We describe the processing of the PHANGS-ALMA survey and present the
PHANGS-ALMA pipeline, a public software package that processes calibrated
interferometric and total power data into science-ready data products.
PHANGS-ALMA is a large, high-resolution survey of CO J=2-1 emission from nearby
galaxies. The observations combine ALMA's main 12-m array, the 7-m array, and
total power observations and use mosaics of dozens to hundreds of individual
pointings. We describe the processing of the u-v data, imaging and
deconvolution, linear mosaicking, combining interferometer and total power
data, noise estimation, masking, data product creation, and quality assurance.
Our pipeline has a general design and can also be applied to VLA and ALMA
observations of other spectral lines and continuum emission. We highlight our
recipe for deconvolution of complex spectral line observations, which combines
multiscale clean, single scale clean, and automatic mask generation in a way
that appears robust and effective. We also emphasize our two-track approach to
masking and data product creation. We construct one set of "broadly masked"

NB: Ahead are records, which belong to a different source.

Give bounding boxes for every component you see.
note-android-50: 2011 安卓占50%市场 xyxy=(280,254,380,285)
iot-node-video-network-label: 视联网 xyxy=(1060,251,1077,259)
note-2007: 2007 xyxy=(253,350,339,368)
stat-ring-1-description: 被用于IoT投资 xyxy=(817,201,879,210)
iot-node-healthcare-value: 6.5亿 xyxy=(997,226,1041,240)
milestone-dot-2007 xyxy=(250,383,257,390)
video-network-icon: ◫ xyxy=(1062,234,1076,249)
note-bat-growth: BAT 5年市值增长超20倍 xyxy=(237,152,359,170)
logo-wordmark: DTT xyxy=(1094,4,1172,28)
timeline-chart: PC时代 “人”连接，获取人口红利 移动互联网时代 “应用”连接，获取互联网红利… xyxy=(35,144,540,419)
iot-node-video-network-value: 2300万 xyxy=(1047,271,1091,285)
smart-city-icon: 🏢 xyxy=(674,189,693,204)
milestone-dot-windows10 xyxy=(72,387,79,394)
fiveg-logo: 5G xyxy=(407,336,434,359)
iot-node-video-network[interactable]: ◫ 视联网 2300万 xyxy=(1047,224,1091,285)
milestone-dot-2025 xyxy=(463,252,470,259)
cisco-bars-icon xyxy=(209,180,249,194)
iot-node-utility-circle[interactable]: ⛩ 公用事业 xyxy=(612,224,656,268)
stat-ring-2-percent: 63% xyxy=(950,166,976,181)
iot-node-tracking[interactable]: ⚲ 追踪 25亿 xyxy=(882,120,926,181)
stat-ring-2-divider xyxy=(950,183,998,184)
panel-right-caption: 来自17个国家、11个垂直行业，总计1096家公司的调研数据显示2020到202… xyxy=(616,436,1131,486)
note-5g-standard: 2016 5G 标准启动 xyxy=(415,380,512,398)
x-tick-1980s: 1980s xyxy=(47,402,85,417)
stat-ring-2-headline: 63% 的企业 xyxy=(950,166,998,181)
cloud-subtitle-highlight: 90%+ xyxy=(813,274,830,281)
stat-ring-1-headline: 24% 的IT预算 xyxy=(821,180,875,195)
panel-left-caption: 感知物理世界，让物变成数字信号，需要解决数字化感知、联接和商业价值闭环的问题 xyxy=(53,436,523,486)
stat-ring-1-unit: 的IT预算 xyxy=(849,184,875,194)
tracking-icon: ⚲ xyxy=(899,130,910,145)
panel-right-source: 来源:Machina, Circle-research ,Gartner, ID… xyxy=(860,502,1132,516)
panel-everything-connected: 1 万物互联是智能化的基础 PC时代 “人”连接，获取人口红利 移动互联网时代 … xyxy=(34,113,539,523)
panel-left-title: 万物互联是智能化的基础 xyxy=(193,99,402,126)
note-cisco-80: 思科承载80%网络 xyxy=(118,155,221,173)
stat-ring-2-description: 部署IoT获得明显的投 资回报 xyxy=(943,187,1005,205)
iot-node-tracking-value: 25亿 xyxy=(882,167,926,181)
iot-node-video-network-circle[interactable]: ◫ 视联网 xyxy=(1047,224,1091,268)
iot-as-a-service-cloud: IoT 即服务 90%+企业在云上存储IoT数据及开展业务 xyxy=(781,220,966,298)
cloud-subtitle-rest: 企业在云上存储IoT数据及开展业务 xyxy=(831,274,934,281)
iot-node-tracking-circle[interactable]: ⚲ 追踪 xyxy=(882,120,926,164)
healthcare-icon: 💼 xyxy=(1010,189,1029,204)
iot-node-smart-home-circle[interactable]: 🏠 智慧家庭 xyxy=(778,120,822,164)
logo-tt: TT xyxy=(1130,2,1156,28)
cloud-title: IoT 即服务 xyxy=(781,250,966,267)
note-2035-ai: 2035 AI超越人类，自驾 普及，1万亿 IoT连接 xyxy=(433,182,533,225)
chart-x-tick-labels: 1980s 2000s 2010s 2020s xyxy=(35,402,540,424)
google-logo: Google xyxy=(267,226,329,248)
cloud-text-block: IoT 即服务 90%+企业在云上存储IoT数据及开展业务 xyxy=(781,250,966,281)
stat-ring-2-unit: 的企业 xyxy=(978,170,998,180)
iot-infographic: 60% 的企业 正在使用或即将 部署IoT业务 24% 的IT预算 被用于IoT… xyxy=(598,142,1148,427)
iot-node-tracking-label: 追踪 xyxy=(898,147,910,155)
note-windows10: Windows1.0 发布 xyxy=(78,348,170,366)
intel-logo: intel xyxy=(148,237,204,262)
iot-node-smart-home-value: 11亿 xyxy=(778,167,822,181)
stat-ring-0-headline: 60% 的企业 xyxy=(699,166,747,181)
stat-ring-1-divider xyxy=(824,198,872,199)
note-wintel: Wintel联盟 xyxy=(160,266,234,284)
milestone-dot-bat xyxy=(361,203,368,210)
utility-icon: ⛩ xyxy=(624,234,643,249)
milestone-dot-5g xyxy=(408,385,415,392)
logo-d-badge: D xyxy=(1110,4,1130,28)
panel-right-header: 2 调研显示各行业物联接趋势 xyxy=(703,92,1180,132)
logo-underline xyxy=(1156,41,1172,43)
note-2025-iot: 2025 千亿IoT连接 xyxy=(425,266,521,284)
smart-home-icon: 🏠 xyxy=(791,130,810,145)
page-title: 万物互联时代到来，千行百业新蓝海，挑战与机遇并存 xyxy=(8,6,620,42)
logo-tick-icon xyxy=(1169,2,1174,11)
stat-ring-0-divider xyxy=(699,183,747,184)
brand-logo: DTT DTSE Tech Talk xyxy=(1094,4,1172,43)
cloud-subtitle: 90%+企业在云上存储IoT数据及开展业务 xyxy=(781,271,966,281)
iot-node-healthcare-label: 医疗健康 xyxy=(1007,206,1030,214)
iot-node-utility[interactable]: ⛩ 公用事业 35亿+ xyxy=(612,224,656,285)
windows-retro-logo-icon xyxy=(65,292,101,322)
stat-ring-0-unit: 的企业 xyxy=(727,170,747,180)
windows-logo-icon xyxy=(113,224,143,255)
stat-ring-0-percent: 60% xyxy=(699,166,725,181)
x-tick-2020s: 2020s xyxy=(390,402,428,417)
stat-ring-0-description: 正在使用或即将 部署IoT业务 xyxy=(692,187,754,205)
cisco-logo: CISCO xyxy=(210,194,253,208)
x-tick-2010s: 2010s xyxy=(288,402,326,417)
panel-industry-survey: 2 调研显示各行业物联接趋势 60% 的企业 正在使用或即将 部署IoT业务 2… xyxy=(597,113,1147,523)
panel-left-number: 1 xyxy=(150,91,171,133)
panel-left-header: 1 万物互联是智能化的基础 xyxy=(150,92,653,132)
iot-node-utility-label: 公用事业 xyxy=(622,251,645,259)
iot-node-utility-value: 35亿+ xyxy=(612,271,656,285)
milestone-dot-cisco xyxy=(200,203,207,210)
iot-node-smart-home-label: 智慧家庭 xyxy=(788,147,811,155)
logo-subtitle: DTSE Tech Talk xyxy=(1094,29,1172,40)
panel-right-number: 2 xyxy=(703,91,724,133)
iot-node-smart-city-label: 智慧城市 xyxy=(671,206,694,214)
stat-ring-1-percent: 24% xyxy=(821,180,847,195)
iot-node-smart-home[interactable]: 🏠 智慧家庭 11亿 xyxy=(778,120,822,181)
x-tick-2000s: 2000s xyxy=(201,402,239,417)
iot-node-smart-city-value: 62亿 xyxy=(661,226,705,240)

data products, which have high completeness but significant contamination by
noise, and another set of "strictly masked" data products, which have high
confidence but exclude faint, low signal-to-noise emission. Our quality
assurance tests, supported by simulations, demonstrate that 12-m+7-m
deconvolved data recover a total flux that is significantly closer to the total
power flux than the 7-m deconvolved data alone. In the appendices, we measure
the stability of the ALMA total power calibration in PHANGS--ALMA and test the
performance of popular short-spacing correction algorithms.